Olivos racionalistas / Paco Bailo


Por Paco Bailo

 

El otoño es una segunda primavera, cuando cada hoja es una flor.
Albert Camus

 

Aprovechemos el otoño
antes de que el futuro se congele
y no haya sitio para la belleza
porque el futuro se nos vuelve escarcha.
Mario Benedetti

    Acaricio con la mirada la corteza verdinosa del tronco de este olivo centenario.

     No creo que el abuelo de mi abuelo cavando el hoyo llegara a imaginárselo tal como ahora lo disfruto, tendría otras urgencias en las que pensar aparte de su futura e impredecible provisión de aceite.

   Las raíces han levantado unos contrafuertes como de olvidada ermita románica, el tronco es más pirámide que columna, más cono rebelde que esbelto cilindro, y tras las podas la corteza se ha convertido en un atlas de tesoros con curiosas circunvalaciones e inquietantes recovecos.

    Las ramas son un laberinto que hormigas y arañas recorren sin esperar que Ariadna eche una mano, sabedoras de que Minotauro anda distraído leyendo el cuento de La bella y la bestia.

   Adivino que sus raíces se extendieron como zahoríes en busca del agua y contactaron con las de sus colegas a base de hongos y bacterias cómplices: los cerezos cuyas hojas van mutando a naranja, a rojo y al suelo, los almendros que ya han regalado sus presentes y vuelven a su curso trimestral de meditación, los aromáticos que ahora maduran.

    Me descubro canturreando sin querer aquello de “a la luz del cigarro te vi la cara…” y entre la tonadilla leonesa y el humo azulado me digo: “soy un olivo que piensa”, más o menos lo que dijo Descartes hace cuatro siglos, que como buen óptico y geómetra disfrutaría entre estos troncos sinuosos.

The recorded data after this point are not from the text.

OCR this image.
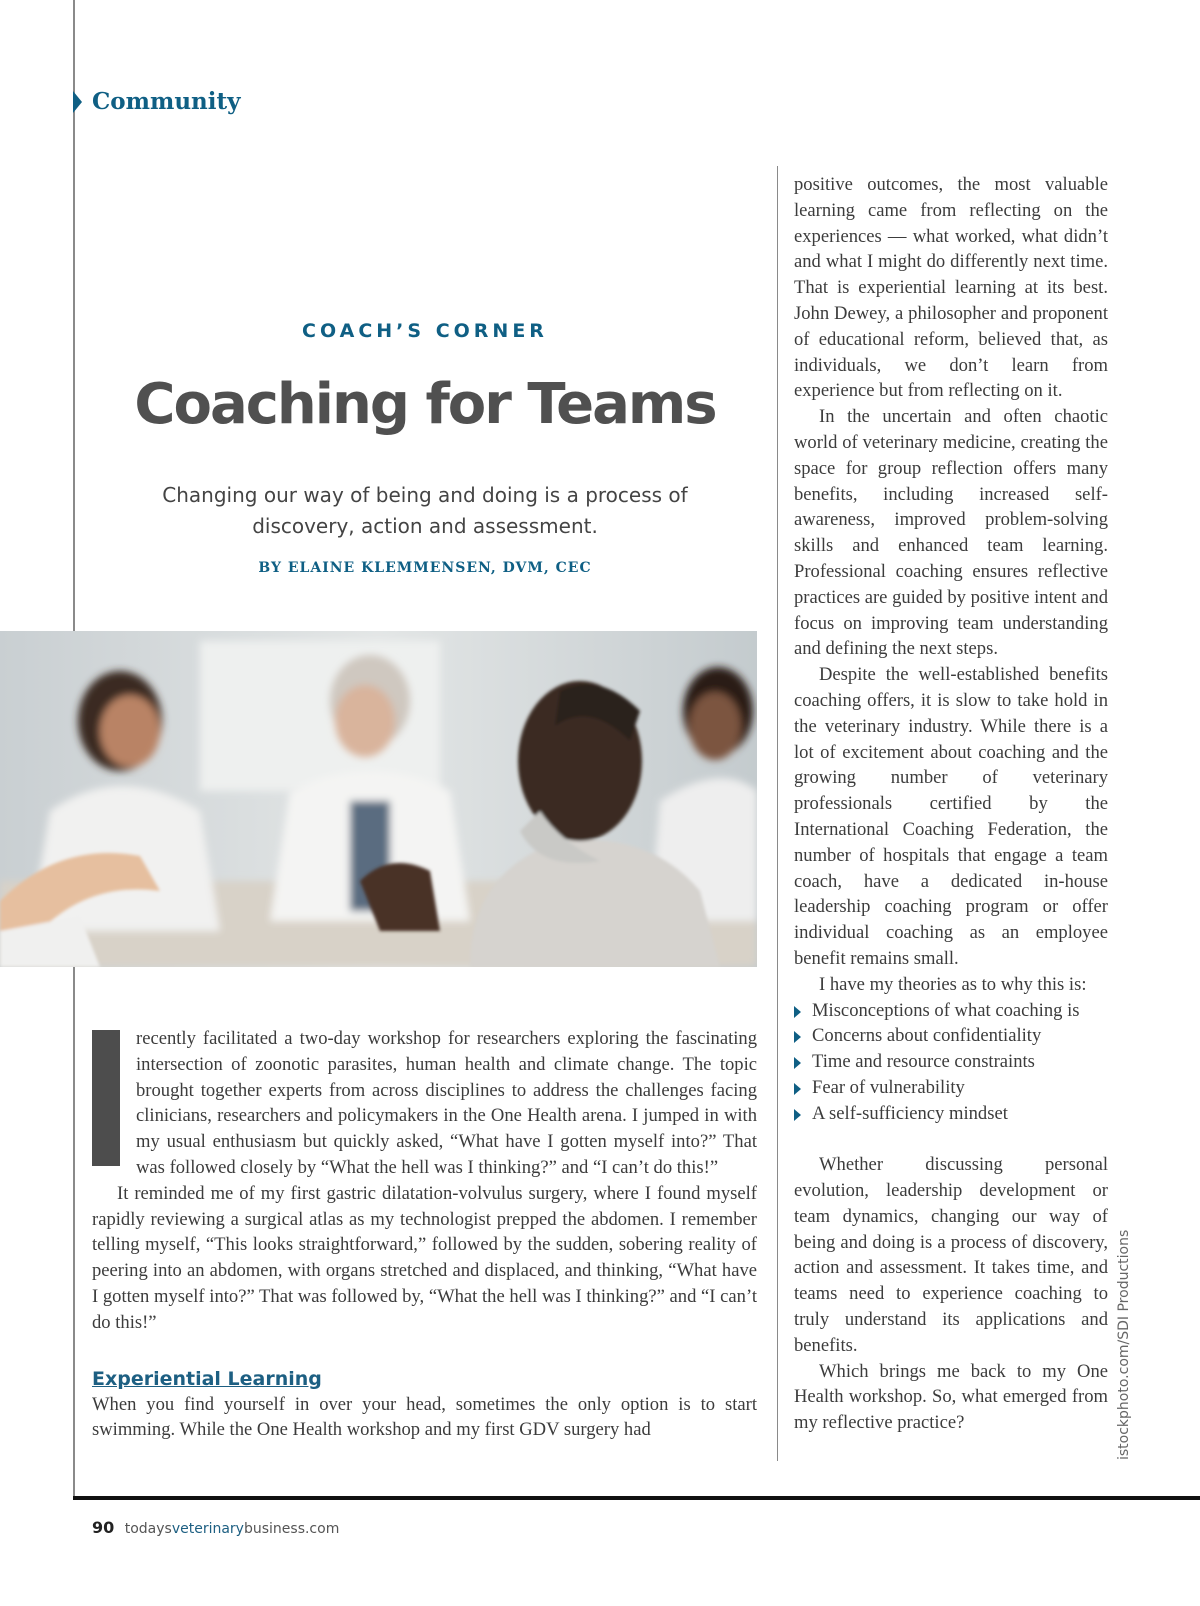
Community
COACH’S CORNER
Coaching for Teams
Changing our way of being and doing is a process of discovery, action and assessment.
BY ELAINE KLEMMENSEN, DVM, CEC

recently facilitated a two-day workshop for researchers exploring the fascinating intersection of zoonotic parasites, human health and climate change. The topic brought together experts from across disciplines to address the challenges facing clinicians, researchers and policymakers in the One Health arena. I jumped in with my usual enthusiasm but quickly asked, “What have I gotten myself into?” That was followed closely by “What the hell was I thinking?” and “I can’t do this!”

It reminded me of my first gastric dilatation-volvulus surgery, where I found myself rapidly reviewing a surgical atlas as my technologist prepped the abdomen. I remember telling myself, “This looks straightforward,” followed by the sudden, sobering reality of peering into an abdomen, with organs stretched and displaced, and thinking, “What have I gotten myself into?” That was followed by, “What the hell was I thinking?” and “I can’t do this!”

Experiential Learning

When you find yourself in over your head, sometimes the only option is to start swimming. While the One Health workshop and my first GDV surgery had

positive outcomes, the most valuable learning came from reflecting on the experiences — what worked, what didn’t and what I might do differently next time. That is experiential learning at its best. John Dewey, a philosopher and proponent of educational reform, believed that, as individuals, we don’t learn from experience but from reflecting on it.

In the uncertain and often chaotic world of veterinary medicine, creating the space for group reflection offers many benefits, including increased self-awareness, improved problem-solving skills and enhanced team learning. Professional coaching ensures reflective practices are guided by positive intent and focus on improving team understanding and defining the next steps.

Despite the well-established benefits coaching offers, it is slow to take hold in the veterinary industry. While there is a lot of excitement about coaching and the growing number of veterinary professionals certified by the International Coaching Federation, the number of hospitals that engage a team coach, have a dedicated in-house leadership coaching program or offer individual coaching as an employee benefit remains small.

I have my theories as to why this is:

Misconceptions of what coaching is
Concerns about confidentiality
Time and resource constraints
Fear of vulnerability
A self-sufficiency mindset

Whether discussing personal evolution, leadership development or team dynamics, changing our way of being and doing is a process of discovery, action and assessment. It takes time, and teams need to experience coaching to truly understand its applications and benefits.

Which brings me back to my One Health workshop. So, what emerged from my reflective practice?	istockphoto.com/SDI Productions
90 todaysveterinarybusiness.com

   Mis dieciséis mil millones de neuronas con sus arbóreas dendritas no hacen más que replicar este olivar con su alambicada red subterránea y su dédalo de brotes y ramas. Así como la brisa de este atardecer invita a que hojas y frutos se abracen arropados por la sensualidad del ocaso, mis neurotransmisores enlazan células y neuronas rescatando los recuerdos y memorias aletargados a una velocidad de casi un millón de sinapsis por segundo consiguiendo evocar a mis padres entre la escalera y las mallas, entre la nieve y el molino, imaginando al abuelo entonando unas jotas desde la rama más alta para espantar el frío o la llovizna y, casi seguro, el hambre.

    Amigo Descartes, el ermitaño Pascal te matizará diciendo que somos “una caña pensante”, no por lo frágiles sino porque el pensamiento nos otorga grandeza y dignidad y entre el universo inabarcable y la nada, que somos incapaces de percibir, mantenemos la nobleza de una apuesta sin condiciones porque, como estas hojas ocres que coreografían anualmente su imperceptible melodía minimalista, sabemos que hay un final.

    Pero al parecer hoy mis neuronas se han levantado racionalistas porque recogiendo la azada y apagando con cuidado la colilla me llegan entre susurros un par de frases de Spinoza, artesano pulidor de lentes y “príncipe de los filósofos” según Deleuze: “Sé también que es tan imposible que el vulgo se libere de la superstición como del miedo”. Oh, oh, algo intuía sobre pandemias y el nuevo orden mundial este holandés sefardí. Bulos por las redes y temores disimulados enfatizando la sumisión. Y como el eco de las nubes violáceas rebotando en la luna menguante percibo la siguiente: “Cualquier cosa que sea contraria a la naturaleza lo es también a la razón y cualquier cosa que sea contraria a la razón es absurda”.

    A ver si tanto móvil y cadena televisiva, tanto black friday y halloween, tanto todo y ya mismo, tanto take away y on line nos están exiliando de nuestro nido, nos están trasplantando a otros huertos, nos están expoliando el olivar, nos están borrando de nuestro estacional ecosistema.

      Mientras vuelvo a acariciar con la mirada estos olivos centenarios, ahora ampliada con los lentes de Spinoza, recuerdo otro de sus asertos: “Si no quieres repetir el pasado, estúdialo”. Así que voy a llamar a la ministra de educación y al consejero de la misma por estos andurriales para sugerirles que… ¡qué puñetas!, me voy a echar unas olivas a la ensalada bien regada de aceite y a brindar por mis ancestros y los vuestros mientras Yves Montand entona “Les feuilles mortes”.